My friends and acquaintances do care, and want to help me any way they can. On the bad days, I need physical help, and unfortunately, live to far from anyone who might help me that way. It's one of the downsides of living alone with cats; there's no one to help you out. Although the sheer resentment I've encountered from some of my caregivers when I have had someone to help has often been horrific. People get burned out on giving care to someone who is chronically ill, and whose good days makes them seem almost normal.

What gets me through it all is my sense of humor. I rage, and I despair; I fight the depression that goes along with chronic pain and uncertainty. I do the best that I can, and try not to beat myself up on the bad days. It is what it is, and I can only do what I can, even when that fails to meet the expectations of others. It's hard enough to adjust my own expectations to match whatever is happening today.

Yesterday was a really bad day, when the mental confusion and the slurring speech was worse than usual. I finally broke down and took medicine late in the day, and I had to spend most of it on oxygen. The problem is that I feel fine on oxygen, but rapidly begin to falter as soon as I go off of it. And because I'm less active, the other disabilities—the chronic pain ones—kick up so that I woke today clearheaded, but hurting enough that it will be a while before I go back to sleep. So I'm writing instead, trying to explain the unexplainable.

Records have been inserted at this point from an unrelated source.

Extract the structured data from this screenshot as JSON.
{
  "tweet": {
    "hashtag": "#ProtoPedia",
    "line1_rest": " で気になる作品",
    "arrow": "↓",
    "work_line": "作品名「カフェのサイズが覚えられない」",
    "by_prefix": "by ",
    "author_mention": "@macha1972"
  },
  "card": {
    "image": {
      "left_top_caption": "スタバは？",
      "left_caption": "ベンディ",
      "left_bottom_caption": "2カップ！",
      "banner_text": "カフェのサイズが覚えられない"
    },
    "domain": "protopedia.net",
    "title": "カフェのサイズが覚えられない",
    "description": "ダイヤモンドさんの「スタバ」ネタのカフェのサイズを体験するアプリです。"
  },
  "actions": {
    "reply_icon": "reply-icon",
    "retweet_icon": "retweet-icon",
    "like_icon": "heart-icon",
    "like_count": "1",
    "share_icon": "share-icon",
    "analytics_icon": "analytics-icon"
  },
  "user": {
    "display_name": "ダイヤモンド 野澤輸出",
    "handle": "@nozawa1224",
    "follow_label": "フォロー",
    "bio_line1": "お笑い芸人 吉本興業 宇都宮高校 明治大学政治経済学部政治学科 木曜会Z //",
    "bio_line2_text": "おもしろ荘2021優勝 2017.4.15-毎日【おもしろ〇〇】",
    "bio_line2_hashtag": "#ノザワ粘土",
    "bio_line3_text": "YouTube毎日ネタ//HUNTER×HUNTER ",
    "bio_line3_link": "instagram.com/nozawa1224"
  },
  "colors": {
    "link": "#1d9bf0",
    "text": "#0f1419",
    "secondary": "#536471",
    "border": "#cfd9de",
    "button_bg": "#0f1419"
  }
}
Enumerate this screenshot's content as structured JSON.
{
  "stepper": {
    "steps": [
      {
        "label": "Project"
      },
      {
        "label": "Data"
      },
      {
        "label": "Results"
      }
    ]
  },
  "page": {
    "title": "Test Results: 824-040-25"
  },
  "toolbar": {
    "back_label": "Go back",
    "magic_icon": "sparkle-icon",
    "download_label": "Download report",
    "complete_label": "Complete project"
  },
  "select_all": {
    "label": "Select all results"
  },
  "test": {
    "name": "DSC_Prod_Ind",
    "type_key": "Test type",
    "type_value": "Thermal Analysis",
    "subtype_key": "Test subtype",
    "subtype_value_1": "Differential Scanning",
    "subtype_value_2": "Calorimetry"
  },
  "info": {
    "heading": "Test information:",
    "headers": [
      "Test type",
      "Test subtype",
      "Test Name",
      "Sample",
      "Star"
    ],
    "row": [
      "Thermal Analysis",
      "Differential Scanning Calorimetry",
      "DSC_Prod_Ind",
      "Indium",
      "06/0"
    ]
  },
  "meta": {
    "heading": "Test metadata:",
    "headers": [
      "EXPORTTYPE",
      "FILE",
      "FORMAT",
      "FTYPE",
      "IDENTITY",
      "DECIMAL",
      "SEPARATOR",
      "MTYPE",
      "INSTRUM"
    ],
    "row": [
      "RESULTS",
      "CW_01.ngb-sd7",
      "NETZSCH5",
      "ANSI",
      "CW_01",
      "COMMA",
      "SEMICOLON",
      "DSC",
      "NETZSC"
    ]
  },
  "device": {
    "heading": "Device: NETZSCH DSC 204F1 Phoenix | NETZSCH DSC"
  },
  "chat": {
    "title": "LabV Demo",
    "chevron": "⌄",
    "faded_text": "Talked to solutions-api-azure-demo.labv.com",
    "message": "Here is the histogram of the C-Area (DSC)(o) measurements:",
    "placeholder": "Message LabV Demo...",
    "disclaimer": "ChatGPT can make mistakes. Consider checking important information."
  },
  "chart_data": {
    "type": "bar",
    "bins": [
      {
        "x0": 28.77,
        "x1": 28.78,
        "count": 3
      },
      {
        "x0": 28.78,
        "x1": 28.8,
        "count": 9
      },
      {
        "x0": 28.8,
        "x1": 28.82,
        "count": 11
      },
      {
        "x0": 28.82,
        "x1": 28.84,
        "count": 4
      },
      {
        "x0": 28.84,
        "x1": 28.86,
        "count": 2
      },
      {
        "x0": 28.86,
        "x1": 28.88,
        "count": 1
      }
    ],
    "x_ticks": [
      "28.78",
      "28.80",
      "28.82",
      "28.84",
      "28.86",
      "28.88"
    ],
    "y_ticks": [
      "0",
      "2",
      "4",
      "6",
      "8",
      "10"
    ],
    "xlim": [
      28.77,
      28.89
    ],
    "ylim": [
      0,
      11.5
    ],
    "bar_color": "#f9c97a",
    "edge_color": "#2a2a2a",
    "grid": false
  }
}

Some of you will dismiss what I'm saying as whining, thinking that you would do a much better job managing your disability than I am. That's your fear speaking, for by denying what I'm going through you mentally make the case that it would not happen to you. I've seen it over and over, and I really hope nothing ever does happen to you that would cause you to understand me. I have more compassion than that.

Others of you will feel sorry for me, but don't pity me. Recognize that I'm struggling to do the best that I can, sometimes in the face of considerable odds, fear, and despair. Help me to laugh—that really is the best medicine. Try not to get compassion fatigue; my disabilities are not going anywhere anytime soon, I hope. Of course I'd love it if someone could wave a magic wand and they'd go away, but that's a fantasy. And pursuing endless fantasy treatments just ends up costing me what little is left of my money.

All I ask is patience. On the bad days, I may not even reach out to anyone because I know that it gets old. I don't get better, and compassion fatigue sets in. On the good days, I reach out and seem normal. But as things shift to more bad days than good, I really appreciate it when people reach back to me, even if I'm not in good shape to talk to them, or in the best of moods, or happy, or whatever. It keeps me alive because I know that people do care, and that I've not been abandoned because I've failed to live  up to expectations—mine and yours.

As to the future, we shall see. I'm in the undiscovered country, where I don't even know the landmarks, much less the terrain. All I can do is go from day to day and try to cope. And remember to laugh. Silly cat antics help. So do friends.